Over the course of my five months in New York, I came to understand the diversity and scope of these participating communities, and came to appreciate the role they each play in creating a successful festival.
Here are just three examples of different kinds of community engagement that I came across during my Fellowship:
Atlantic Ave BID
When I start talking to Josef Szende, who manages the Business Improvement District on Atlantic Avenue, I understood that what was important to him was to enhance the visibility of the Downtown Brooklyn Businesses by creating harmony between them. For this, he had the idea to assign musicians from many different nationalities to different locations along Atlantic Ave, creating a cohesive celebration. I worked closely with Josef on this project, finding artists to play at each location. When I explained to artists that Josef’s idea was a local initiative that made sense within his precise community, musicians were enthusiastic about participating, because they understood they would be part of a local celebration. Josef’s project is a great example of why community interlocutors are of the utmost importance — they know what works in their communities, and know how to rally participants around an idea. All we have to do is take care of the logistics!
Another example of the work I did on a local level is the outreach within Harlem’s community. This community is both easy and difficult to reach. It’s “easy” because the neighborhood has a long history of music and performance. It’s “difficult” because there are many musical events and festivals taking place within this community, and they are often in competition with each others. (It was a major concern for several venue managers who held a meeting at the Apollo theater last January). Despite this, we were proud to gather 36 Make Music New York locations all over this neighborhood in 2014!
To be honest, I knew that the celebration would be great in Harlem this year. I knew it from the moment when I called the owner of one participating location and he told me: “some businesses in my street are participating in the event so I checked it out and I really want to be part of it too!” It reminded me of something my Communication Sciences professor told me: even though new technologies of communication are more and more efficient, word of mouth is and will remain a key factor in a successful communication plan. My work for Harlem’s community was the occasion to prove him right.

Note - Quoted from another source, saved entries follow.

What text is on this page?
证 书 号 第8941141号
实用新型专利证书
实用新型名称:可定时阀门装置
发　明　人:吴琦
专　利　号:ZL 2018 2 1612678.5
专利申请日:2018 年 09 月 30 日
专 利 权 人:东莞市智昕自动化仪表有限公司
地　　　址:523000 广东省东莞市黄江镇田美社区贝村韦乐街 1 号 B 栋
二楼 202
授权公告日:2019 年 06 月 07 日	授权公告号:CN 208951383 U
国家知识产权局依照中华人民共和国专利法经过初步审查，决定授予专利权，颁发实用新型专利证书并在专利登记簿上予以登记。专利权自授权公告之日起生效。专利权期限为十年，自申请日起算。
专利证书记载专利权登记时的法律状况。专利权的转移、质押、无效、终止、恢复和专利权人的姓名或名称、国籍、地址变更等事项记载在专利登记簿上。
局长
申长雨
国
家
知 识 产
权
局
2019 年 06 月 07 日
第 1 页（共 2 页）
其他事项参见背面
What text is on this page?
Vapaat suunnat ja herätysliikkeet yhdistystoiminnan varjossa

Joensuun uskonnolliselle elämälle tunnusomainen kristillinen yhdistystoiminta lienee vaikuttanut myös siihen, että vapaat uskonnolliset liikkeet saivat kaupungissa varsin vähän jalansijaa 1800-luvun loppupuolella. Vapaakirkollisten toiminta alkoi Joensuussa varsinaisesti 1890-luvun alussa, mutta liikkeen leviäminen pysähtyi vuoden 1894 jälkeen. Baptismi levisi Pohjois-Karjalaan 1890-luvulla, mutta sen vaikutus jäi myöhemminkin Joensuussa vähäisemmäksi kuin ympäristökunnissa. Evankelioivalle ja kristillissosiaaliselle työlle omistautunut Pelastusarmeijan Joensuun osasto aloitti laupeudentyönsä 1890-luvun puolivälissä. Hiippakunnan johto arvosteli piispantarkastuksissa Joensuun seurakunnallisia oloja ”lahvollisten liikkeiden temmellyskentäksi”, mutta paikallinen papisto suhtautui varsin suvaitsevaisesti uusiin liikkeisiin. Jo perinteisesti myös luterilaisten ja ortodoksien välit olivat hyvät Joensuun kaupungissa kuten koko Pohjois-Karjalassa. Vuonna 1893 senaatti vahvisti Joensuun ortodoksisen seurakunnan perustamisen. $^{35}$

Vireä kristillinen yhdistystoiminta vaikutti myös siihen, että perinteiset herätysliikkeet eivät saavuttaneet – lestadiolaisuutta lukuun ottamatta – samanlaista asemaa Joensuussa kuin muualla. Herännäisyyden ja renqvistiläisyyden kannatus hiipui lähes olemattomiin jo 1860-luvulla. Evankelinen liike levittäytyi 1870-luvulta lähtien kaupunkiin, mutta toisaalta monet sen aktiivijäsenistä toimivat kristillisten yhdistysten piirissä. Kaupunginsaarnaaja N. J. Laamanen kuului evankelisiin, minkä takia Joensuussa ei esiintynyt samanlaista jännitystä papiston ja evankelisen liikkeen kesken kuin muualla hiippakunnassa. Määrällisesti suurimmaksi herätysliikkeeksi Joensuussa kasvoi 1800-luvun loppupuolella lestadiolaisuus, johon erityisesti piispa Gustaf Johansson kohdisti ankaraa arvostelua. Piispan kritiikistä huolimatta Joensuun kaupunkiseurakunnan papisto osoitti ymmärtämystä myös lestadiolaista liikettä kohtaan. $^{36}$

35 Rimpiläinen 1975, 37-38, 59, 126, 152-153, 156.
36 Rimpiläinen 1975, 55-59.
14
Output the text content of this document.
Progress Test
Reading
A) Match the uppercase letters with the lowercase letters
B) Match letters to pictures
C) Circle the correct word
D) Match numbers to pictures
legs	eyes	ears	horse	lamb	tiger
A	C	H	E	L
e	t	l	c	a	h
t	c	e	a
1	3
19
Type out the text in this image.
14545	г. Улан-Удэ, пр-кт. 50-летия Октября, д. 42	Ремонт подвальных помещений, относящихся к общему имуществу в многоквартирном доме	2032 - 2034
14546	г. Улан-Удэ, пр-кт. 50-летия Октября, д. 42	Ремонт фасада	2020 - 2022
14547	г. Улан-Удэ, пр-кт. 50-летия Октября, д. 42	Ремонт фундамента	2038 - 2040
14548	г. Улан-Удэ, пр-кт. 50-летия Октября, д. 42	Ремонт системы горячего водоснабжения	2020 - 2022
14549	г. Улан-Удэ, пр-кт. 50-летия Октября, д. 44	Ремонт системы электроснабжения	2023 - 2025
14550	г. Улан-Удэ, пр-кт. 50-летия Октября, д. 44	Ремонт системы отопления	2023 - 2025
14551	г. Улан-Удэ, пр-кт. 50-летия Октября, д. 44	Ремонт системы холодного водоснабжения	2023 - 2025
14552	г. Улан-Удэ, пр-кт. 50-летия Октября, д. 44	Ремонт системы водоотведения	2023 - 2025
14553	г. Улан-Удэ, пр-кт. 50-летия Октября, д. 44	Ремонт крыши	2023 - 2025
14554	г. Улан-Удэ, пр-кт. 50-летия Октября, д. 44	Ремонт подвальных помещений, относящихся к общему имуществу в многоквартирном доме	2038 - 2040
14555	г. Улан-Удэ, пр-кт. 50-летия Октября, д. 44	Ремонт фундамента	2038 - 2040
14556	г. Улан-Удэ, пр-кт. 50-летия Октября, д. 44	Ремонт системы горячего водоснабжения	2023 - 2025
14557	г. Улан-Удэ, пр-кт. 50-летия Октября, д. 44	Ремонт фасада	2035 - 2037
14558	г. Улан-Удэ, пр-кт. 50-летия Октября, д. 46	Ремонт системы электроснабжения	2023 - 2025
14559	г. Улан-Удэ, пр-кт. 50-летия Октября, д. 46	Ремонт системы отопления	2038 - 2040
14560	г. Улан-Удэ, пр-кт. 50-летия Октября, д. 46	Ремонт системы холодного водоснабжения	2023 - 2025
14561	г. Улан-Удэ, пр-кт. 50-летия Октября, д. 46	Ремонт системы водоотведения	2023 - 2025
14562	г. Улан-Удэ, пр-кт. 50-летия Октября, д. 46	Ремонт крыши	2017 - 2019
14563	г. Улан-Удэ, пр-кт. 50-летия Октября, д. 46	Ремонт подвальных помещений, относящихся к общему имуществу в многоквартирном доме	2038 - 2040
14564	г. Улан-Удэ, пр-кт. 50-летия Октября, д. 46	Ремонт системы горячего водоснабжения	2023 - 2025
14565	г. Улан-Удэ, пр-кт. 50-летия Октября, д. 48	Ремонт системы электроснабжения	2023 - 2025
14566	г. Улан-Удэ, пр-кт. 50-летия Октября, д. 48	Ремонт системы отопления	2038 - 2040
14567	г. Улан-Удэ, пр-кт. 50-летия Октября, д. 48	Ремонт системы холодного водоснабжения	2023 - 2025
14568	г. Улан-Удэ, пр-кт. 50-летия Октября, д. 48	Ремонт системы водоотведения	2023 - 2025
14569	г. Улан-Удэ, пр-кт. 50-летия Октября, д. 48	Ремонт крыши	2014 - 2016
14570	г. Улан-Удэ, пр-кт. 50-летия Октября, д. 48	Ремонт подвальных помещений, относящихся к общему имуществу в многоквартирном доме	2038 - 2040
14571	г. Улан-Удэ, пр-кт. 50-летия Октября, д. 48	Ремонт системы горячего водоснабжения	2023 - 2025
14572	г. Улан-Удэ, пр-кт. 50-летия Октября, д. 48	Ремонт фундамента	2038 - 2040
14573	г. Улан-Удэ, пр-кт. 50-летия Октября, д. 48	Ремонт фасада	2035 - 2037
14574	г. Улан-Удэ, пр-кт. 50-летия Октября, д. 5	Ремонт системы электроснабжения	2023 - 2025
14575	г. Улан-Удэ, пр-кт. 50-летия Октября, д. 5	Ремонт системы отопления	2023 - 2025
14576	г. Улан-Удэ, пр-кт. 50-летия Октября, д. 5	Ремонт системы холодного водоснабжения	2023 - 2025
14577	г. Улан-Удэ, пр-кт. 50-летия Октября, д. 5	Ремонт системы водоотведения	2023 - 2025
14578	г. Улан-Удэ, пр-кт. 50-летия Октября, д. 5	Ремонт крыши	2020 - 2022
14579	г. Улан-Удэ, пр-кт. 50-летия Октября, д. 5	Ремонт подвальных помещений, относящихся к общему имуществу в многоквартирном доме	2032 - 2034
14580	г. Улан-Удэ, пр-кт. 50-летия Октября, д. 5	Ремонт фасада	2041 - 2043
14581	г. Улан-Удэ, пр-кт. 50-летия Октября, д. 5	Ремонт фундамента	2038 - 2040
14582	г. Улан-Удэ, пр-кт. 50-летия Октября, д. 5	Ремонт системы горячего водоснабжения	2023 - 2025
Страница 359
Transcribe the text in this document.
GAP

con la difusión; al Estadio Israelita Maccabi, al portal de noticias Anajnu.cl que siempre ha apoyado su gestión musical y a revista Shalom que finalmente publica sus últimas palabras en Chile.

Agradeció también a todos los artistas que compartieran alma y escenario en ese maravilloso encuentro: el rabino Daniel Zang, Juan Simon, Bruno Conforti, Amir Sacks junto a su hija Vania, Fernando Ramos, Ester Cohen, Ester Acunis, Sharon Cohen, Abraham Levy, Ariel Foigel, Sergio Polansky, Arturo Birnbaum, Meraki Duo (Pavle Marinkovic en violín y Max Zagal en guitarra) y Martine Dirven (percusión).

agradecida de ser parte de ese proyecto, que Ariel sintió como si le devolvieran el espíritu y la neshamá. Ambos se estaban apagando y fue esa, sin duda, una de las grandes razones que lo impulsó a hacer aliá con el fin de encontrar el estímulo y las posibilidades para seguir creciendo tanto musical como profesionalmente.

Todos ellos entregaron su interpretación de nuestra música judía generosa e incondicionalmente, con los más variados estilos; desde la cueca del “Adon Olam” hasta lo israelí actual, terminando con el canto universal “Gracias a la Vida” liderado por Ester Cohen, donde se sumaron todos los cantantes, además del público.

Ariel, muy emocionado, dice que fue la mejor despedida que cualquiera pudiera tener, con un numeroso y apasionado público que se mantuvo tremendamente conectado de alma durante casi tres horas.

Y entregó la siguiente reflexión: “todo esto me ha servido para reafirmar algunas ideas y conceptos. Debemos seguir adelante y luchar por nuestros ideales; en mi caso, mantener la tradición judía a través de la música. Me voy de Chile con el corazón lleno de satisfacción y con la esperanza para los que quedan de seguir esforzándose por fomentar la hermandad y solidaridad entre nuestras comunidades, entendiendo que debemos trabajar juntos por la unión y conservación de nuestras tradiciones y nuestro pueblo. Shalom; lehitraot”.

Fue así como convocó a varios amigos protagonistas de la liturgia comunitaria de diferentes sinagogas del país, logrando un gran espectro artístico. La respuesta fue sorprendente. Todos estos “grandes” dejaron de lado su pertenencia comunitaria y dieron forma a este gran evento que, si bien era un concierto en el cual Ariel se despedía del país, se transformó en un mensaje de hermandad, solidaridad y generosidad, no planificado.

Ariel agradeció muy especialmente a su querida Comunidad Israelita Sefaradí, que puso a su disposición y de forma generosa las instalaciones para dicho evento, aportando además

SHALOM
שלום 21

In this case, the community word-of-mouth came in the form of the amazing Harlem resident (and now Manhattan Community Board 10 member) Tuesday Brooks. Our organization told Tuesday about Make Music New York; Tuesday told Harlem businesses about it; and then the festival became a topic in the community’s discussions. The reason why this communication channel is a key factor of success is that it invites the individuals living in the same neighborhood to acknowledge their role as members of their community. The very concept of making music implies that people need to create, to shape their own musical celebration, and that can only be transmitted, explained from person to person within a community.
New York Public Library
It is important to recognize that community is not necessarily a geographic designation–there are also ethnic, associative or professional communities. One example is the New York Public Library network which has more than 50 branches throughout Manhattan, Staten Island, and the Bronx. Working with Kelly Yim, the Adult Programming Specialist at the NYPL, I had the opportunity to help 46 of these branches book shows for the 21st of June. Here again, Kelly was a precious intermediary between me and the Branch Managers because they knew and trusted her as a member of their community.
People like Kelly Yim, Tuesday Brooks and Josef Szende, who act as spokespersons in their communities, are critical to MMNY. Not only do they increase the visibility of Make Music New York, but they also help us ensure that the event fulfills its goals and remains faithful to its principles: a free, popular and participatory celebration that makes sense within each community where it is celebrated.